Léo Cunha enfrenta nova pressão após parecer do TCE-MA sobre contas de Estreito-MA

O cenário político de Estreito, no Maranhão, ganhou um novo desdobramento após a divulgação do parecer técnico do Tribunal de Contas do Estado do Maranhão (TCE-MA) envolvendo a gestão do prefeito Léo Cunha. O documento amplia a pressão política sobre a administração municipal em meio a questionamentos judiciais e administrativos.

O Léo Cunha TCE-MA está relacionado ao Relatório de Instrução Conclusivo nº 3109/2026, referente à prestação de contas anual de governo do exercício financeiro de 2024, dentro do Processo TCE/MA nº 3160/2025.

O relatório técnico analisa a defesa apresentada pelo prefeito Léo Cunha após apontamentos anteriores feitos no Relatório de Instrução nº 6620/2025. Segundo o documento, algumas justificativas foram aceitas pela área técnica do Tribunal, resultando na regularização parcial de determinadas ocorrências.

No entanto, o Léo Cunha TCE-MA manteve questões consideradas relevantes sem solução definitiva. Entre os principais pontos destacados estão restos a pagar sem disponibilidade de caixa, possível aplicação abaixo do mínimo constitucional em Manutenção e Desenvolvimento do Ensino (MDE), ausência de comprovação do percentual mínimo de recursos do VAAT na Educação Infantil e falta de comprovação da aplicação mínima do VAAT em despesas de capital.

Um dos trechos de maior repercussão envolve os investimentos na educação municipal. A defesa do prefeito alegou aplicação de 26,33% em MDE, percentual acima do mínimo constitucional de 25%. Porém, de acordo com a equipe técnica do TCE-MA, os documentos apresentados não foram considerados suficientes para comprovar, de maneira clara e auditável, a efetiva aplicação dos recursos.

Outro ponto destacado no Léo Cunha TCE-MA envolve os recursos da complementação VAAT. Mesmo com a defesa afirmando ter aplicado percentuais superiores aos mínimos exigidos pela legislação, o relatório afirma que a comprovação apresentada se concentrou principalmente em relações de empenhos.

Segundo a análise técnica, esse tipo de documentação, isoladamente, não comprova a liquidação, o pagamento e a efetiva destinação dos valores públicos.

Na conclusão do relatório, a unidade técnica do Tribunal entendeu que as ocorrências remanescentes não foram totalmente sanadas pela defesa apresentada pela Prefeitura de Estreito.
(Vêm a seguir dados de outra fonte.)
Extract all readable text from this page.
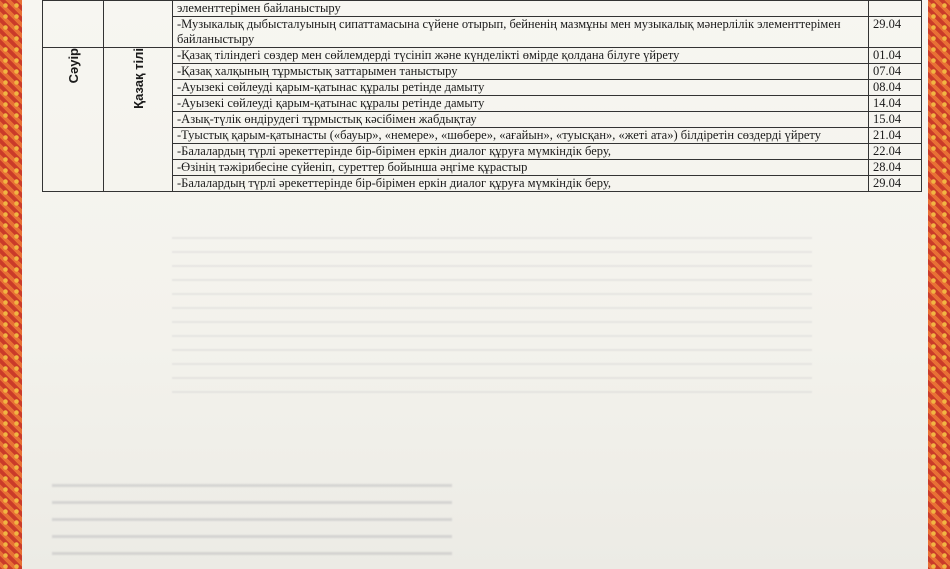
		элементтерімен байланыстыру	
		-Музыкалық дыбысталуының сипаттамасына сүйене отырып, бейненің мазмұны мен музыкалық мәнерлілік элементтерімен байланыстыру	29.04

Сәуір	Қазақ тілі	-Қазақ тіліндегі сөздер мен сөйлемдерді түсініп және күнделікті өмірде қолдана білуге үйрету	01.04
		-Қазақ халқының тұрмыстық заттарымен таныстыру	07.04
		-Ауызекі сөйлеуді қарым-қатынас құралы ретінде дамыту	08.04
		-Ауызекі сөйлеуді қарым-қатынас құралы ретінде дамыту	14.04
		-Азық-түлік өндірудегі тұрмыстық кәсібімен жабдықтау	15.04
		-Туыстық қарым-қатынасты («бауыр», «немере», «шөбере», «ағайын», «туысқан», «жеті ата») білдіретін сөздерді үйрету	21.04
		-Балалардың түрлі әрекеттерінде бір-бірімен еркін диалог құруға мүмкіндік беру,	22.04
		-Өзінің тәжірибесіне сүйеніп, суреттер бойынша әңгіме құрастыр	28.04
		-Балалардың түрлі әрекеттерінде бір-бірімен еркін диалог құруға мүмкіндік беру,	29.04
Por isso, foi sugerida a emissão de parecer prévio pela desaprovação das contas anuais de governo referentes ao exercício de 2024.

Apesar da repercussão política, o documento ainda não representa uma decisão definitiva do Tribunal de Contas do Estado do Maranhão. O processo segue em tramitação e ainda deverá passar pelas etapas legais previstas dentro do TCE-MA.
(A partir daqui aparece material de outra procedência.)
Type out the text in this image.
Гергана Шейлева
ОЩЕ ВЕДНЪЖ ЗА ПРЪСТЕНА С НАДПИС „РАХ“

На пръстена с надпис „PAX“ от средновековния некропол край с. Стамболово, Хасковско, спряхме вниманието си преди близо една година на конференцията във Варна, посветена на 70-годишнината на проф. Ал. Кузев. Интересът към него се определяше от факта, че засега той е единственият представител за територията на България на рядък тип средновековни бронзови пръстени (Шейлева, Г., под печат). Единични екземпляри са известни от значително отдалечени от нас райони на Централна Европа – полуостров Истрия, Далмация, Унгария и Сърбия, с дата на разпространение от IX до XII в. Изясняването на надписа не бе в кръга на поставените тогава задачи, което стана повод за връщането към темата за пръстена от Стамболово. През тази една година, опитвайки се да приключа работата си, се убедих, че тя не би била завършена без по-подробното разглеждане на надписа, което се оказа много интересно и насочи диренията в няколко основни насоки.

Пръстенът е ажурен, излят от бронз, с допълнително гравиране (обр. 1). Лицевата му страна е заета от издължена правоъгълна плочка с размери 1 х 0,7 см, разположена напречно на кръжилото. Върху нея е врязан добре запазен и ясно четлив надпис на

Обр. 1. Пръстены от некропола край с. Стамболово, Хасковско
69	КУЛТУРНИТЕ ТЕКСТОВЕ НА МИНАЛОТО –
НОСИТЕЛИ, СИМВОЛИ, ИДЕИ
Mesmo assim, o Léo Cunha TCE-MA aumenta o desgaste político da gestão municipal. A administração já enfrenta forte pressão após decisões da Justiça Eleitoral envolvendo o prefeito e sua vice, Irenilde Ribeiro.

Especialistas em gestão pública apontam que relatórios técnicos do Tribunal de Contas possuem impacto significativo na credibilidade administrativa, especialmente quando envolvem áreas sensíveis como educação, equilíbrio financeiro e aplicação de recursos públicos.
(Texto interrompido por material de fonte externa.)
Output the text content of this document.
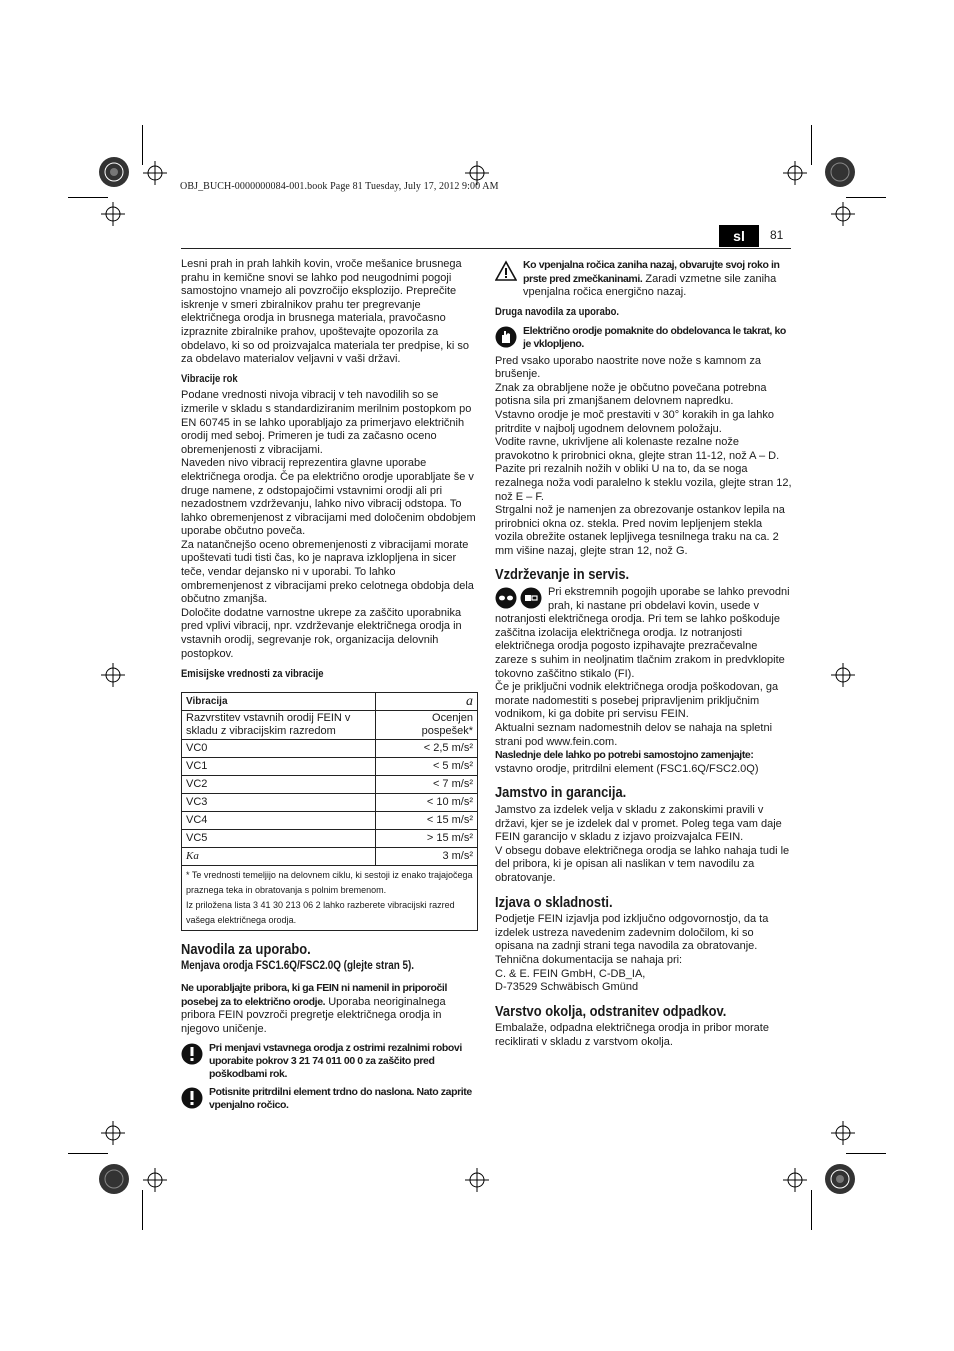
OBJ_BUCH-0000000084-001.book Page 81 Tuesday, July 17, 2012 9:00 AM
sl	81

Lesni prah in prah lahkih kovin, vroče mešanice brusnega prahu in kemične snovi se lahko pod neugodnimi pogoji samostojno vnamejo ali povzročijo eksplozijo. Preprečite iskrenje v smeri zbiralnikov prahu ter pregrevanje električnega orodja in brusnega materiala, pravočasno izpraznite zbiralnike prahov, upoštevajte opozorila za obdelavo, ki so od proizvajalca materiala ter predpise, ki so za obdelavo materialov veljavni v vaši državi.

Vibracije rok

Podane vrednosti nivoja vibracij v teh navodilih so se izmerile v skladu s standardiziranim merilnim postopkom po EN 60745 in se lahko uporabljajo za primerjavo električnih orodij med seboj. Primeren je tudi za začasno oceno obremenjenosti z vibracijami.

Naveden nivo vibracij reprezentira glavne uporabe električnega orodja. Če pa električno orodje uporabljate še v druge namene, z odstopajočimi vstavnimi orodji ali pri nezadostnem vzdrževanju, lahko nivo vibracij odstopa. To lahko obremenjenost z vibracijami med določenim obdobjem uporabe občutno poveča.

Za natančnejšo oceno obremenjenosti z vibracijami morate upoštevati tudi tisti čas, ko je naprava izklopljena in sicer teče, vendar dejansko ni v uporabi. To lahko ombremenjenost z vibracijami preko celotnega obdobja dela občutno zmanjša.

Določite dodatne varnostne ukrepe za zaščito uporabnika pred vplivi vibracij, npr. vzdrževanje električnega orodja in vstavnih orodij, segrevanje rok, organizacija delovnih postopkov.

Emisijske vrednosti za vibracije
Vibracija	a
Razvrstitev vstavnih orodij FEIN v skladu z vibracijskim razredom	Ocenjen pospešek*
VC0	< 2,5 m/s²
VC1	< 5 m/s²
VC2	< 7 m/s²
VC3	< 10 m/s²
VC4	< 15 m/s²
VC5	> 15 m/s²
Ka	3 m/s²
* Te vrednosti temeljijo na delovnem ciklu, ki sestoji iz enako trajajočega praznega teka in obratovanja s polnim bremenom.
Iz priložena lista 3 41 30 213 06 2 lahko razberete vibracijski razred vašega električnega orodja.
Navodila za uporabo.
Menjava orodja FSC1.6Q/FSC2.0Q (glejte stran 5).

Ne uporabljajte pribora, ki ga FEIN ni namenil in priporočil posebej za to električno orodje. Uporaba neoriginalnega pribora FEIN povzroči pregretje električnega orodja in njegovo uničenje.

Pri menjavi vstavnega orodja z ostrimi rezalnimi robovi uporabite pokrov 3 21 74 011 00 0 za zaščito pred poškodbami rok.
Potisnite pritrdilni element trdno do naslona. Nato zaprite vpenjalno ročico.
Ko vpenjalna ročica zaniha nazaj, obvarujte svoj roko in prste pred zmečkaninami. Zaradi vzmetne sile zaniha vpenjalna ročica energično nazaj.
Druga navodila za uporabo.
Električno orodje pomaknite do obdelovanca le takrat, ko je vklopljeno.

Pred vsako uporabo naostrite nove nože s kamnom za brušenje.

Znak za obrabljene nože je občutno povečana potrebna potisna sila pri zmanjšanem delovnem napredku.

Vstavno orodje je moč prestaviti v 30° korakih in ga lahko pritrdite v najbolj ugodnem delovnem položaju.

Vodite ravne, ukrivljene ali kolenaste rezalne nože pravokotno k prirobnici okna, glejte stran 11-12, nož A – D.

Pazite pri rezalnih nožih v obliki U na to, da se noga rezalnega noža vodi paralelno k steklu vozila, glejte stran 12, nož E – F.

Strgalni nož je namenjen za obrezovanje ostankov lepila na prirobnici okna oz. stekla. Pred novim lepljenjem stekla vozila obrežite ostanek lepljivega tesnilnega traku na ca. 2 mm višine nazaj, glejte stran 12, nož G.

Vzdrževanje in servis.

Pri ekstremnih pogojih uporabe se lahko prevodni prah, ki nastane pri obdelavi kovin, usede v notranjosti električnega orodja. Pri tem se lahko poškoduje zaščitna izolacija električnega orodja. Iz notranjosti električnega orodja pogosto izpihavajte prezračevalne zareze s suhim in neoljnatim tlačnim zrakom in predvklopite tokovno zaščitno stikalo (FI).

Če je priključni vodnik električnega orodja poškodovan, ga morate nadomestiti s posebej pripravljenim priključnim vodnikom, ki ga dobite pri servisu FEIN.

Aktualni seznam nadomestnih delov se nahaja na spletni strani pod www.fein.com.

Naslednje dele lahko po potrebi samostojno zamenjajte:
vstavno orodje, pritrdilni element (FSC1.6Q/FSC2.0Q)

Jamstvo in garancija.

Jamstvo za izdelek velja v skladu z zakonskimi pravili v državi, kjer se je izdelek dal v promet. Poleg tega vam daje FEIN garancijo v skladu z izjavo proizvajalca FEIN.

V obsegu dobave električnega orodja se lahko nahaja tudi le del pribora, ki je opisan ali naslikan v tem navodilu za obratovanje.

Izjava o skladnosti.

Podjetje FEIN izjavlja pod izključno odgovornostjo, da ta izdelek ustreza navedenim zadevnim določilom, ki so opisana na zadnji strani tega navodila za obratovanje.

Tehnična dokumentacija se nahaja pri:

C. & E. FEIN GmbH, C-DB_IA,

D-73529 Schwäbisch Gmünd

Varstvo okolja, odstranitev odpadkov.

Embalaže, odpadna električnega orodja in pribor morate reciklirati v skladu z varstvom okolja.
Em Estreito-MA, o debate ultrapassa o campo político e alcança diretamente a população. Transparência, responsabilidade fiscal e comprovação da correta aplicação do dinheiro público passaram a ocupar o centro das discussões locais.

Enquanto o processo continua em análise no Tribunal de Contas, o cenário político da cidade permanece marcado por instabilidade, questionamentos administrativos e cobrança pública por respostas mais claras da gestão municipal.